Updated: Oct 25, 2022
This question is referring to a problem whereby a person eats and then a little while afterwards, their body just wants to get rid of the food and they find themselves vomiting without a choice. So unlike bulimia, where the vomiting is intentional, this vomiting is always unintentional. I actually had a client that experienced something similar, they vomited unintentionally AND intentionally. This problem often starts in childhood and they then become learned behaviours which is why they persist into adulthood.
I did some research on this because I was actually quite curious about it myself and I found something called rumination syndrome. Rumination syndrome is where people repeatedly regurgitate their food, undigested or just partially digested, and then they vomit it up. Now, typically what I understand is when they are children, a lot of the time they'll regurgitate it and then swallow it again, but as adults, I understand it's more common to regurgitate it and then vomit it. Typically it happens after every meal and quite soon after eating.
Now as I mentioned previously, even though the regurgitation is unintentional, the action that you need to regurgitate apparently is a learned behavior. The action has to do with the abdominal muscles, people who have rumination syndrome haven't learned how to relax their abdominal muscles properly, and the contraction of these muscles can actually lead to regurgitation.
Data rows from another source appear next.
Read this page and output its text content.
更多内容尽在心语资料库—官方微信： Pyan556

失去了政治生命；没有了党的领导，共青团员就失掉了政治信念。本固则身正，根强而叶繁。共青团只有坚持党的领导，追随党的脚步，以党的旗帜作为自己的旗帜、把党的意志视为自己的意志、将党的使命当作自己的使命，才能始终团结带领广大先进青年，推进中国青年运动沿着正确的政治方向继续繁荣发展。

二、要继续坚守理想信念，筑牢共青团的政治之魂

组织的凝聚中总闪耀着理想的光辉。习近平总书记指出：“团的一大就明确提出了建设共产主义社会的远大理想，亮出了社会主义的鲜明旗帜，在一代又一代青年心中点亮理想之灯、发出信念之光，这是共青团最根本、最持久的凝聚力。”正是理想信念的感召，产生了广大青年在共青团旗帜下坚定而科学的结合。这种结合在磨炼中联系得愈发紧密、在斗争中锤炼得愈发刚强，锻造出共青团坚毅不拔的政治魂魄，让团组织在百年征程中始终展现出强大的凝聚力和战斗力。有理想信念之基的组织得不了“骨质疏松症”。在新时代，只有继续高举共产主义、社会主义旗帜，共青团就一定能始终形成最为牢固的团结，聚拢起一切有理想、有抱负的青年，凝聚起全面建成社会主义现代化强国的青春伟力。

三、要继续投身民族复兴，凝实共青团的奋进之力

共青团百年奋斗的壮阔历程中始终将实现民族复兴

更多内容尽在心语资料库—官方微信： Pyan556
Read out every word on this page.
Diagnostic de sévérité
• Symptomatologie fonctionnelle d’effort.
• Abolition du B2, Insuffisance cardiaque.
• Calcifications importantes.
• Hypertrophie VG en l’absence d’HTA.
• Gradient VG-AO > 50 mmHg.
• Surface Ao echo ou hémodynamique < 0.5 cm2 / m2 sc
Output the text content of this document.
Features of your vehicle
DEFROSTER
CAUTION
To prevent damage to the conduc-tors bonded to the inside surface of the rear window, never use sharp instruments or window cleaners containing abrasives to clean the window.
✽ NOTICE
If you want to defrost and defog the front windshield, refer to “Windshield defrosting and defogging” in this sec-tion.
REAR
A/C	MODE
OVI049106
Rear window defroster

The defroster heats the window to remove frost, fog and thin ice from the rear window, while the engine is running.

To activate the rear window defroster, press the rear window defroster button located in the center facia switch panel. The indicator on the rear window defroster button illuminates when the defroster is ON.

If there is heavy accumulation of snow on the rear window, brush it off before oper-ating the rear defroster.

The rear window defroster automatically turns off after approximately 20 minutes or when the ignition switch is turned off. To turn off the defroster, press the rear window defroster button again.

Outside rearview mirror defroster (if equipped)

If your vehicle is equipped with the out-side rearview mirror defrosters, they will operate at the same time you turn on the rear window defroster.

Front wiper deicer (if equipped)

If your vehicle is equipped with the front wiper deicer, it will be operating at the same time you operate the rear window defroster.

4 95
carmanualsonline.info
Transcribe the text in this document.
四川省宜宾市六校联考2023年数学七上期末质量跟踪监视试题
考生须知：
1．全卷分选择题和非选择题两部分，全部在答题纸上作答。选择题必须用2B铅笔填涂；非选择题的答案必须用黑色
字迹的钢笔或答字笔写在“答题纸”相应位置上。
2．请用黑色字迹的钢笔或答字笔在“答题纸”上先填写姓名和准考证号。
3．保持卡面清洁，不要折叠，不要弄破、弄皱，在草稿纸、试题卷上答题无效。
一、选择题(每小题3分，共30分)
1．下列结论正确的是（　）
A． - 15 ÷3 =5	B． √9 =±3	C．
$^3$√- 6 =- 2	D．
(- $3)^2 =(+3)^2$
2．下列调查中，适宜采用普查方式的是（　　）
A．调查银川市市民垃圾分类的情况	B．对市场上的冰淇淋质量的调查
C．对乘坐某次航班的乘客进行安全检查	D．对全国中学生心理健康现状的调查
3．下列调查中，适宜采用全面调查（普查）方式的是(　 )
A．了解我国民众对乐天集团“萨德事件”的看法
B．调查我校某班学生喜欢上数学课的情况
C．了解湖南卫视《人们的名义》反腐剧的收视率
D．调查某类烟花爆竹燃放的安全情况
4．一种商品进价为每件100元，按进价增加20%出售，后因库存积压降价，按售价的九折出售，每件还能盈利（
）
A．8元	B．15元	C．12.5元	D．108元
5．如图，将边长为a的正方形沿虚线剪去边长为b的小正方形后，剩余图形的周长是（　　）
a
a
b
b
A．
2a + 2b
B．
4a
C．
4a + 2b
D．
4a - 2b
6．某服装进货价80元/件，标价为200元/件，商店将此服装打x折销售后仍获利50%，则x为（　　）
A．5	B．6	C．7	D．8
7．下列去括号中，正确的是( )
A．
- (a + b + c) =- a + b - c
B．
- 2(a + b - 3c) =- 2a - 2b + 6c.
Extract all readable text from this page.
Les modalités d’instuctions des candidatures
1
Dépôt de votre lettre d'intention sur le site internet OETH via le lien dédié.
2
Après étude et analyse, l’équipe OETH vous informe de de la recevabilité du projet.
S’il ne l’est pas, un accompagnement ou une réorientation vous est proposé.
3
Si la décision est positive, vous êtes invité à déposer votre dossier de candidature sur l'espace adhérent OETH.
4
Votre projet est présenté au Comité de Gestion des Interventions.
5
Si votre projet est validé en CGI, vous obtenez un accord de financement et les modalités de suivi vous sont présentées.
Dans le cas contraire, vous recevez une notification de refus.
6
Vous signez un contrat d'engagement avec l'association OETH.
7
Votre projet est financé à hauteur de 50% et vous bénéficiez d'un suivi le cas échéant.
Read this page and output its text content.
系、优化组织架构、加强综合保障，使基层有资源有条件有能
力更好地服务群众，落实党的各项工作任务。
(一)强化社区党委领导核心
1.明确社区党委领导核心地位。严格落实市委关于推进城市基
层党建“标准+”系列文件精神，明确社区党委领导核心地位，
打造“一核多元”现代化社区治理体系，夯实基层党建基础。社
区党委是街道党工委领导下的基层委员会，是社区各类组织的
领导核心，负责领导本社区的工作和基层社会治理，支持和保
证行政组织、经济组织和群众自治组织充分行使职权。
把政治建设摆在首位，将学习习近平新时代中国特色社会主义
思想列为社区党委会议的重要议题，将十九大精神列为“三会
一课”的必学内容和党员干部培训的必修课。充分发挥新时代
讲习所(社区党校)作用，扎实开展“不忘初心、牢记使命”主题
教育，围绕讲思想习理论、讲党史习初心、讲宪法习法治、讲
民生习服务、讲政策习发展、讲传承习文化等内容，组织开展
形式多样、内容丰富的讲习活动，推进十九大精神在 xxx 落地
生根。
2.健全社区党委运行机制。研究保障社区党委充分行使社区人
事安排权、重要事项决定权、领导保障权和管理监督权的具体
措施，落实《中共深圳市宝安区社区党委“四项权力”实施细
Rumination syndrome has been linked to other eating disorders, in particular bulimia, because of how similar the behaviours are, but researchers haven't actually found any true evidence that the conditions are related because quite often the rumination syndrome isn't actually linked to wanting to lose weight - although there may be a subconscious desire to!!
Symptoms of rumination syndrome are:
Effortless regurgitation, typically within 10 minutes of eating
Stomach aches and indigestion.
Bad breath from vomiting.
Dry mouth and lips.
Tooth decay, but not typically as bad as people with bulimia, because there is less stomach acid in the undigested or partially digested food.
Unintentional weight loss from it.
The exact causes of rumination syndrome aren't really known, but researchers do believe that it's a psychological disorder and more likely to be developed in people with emotional problems or that are undergoing stressful events. It's also not clear how many people have this syndrome.
There are behavioural therapies that can be used to treat it, the treatment of choice being teaching people how to breathe from the diaphragm. This relaxes the diaphragm so that it's no longer contracted - and you can't regurgitate when the diaphragm is relaxed, you can only regurgitate when the diaphragm is contracted.
So I hope you learnt something new today - I certainly did!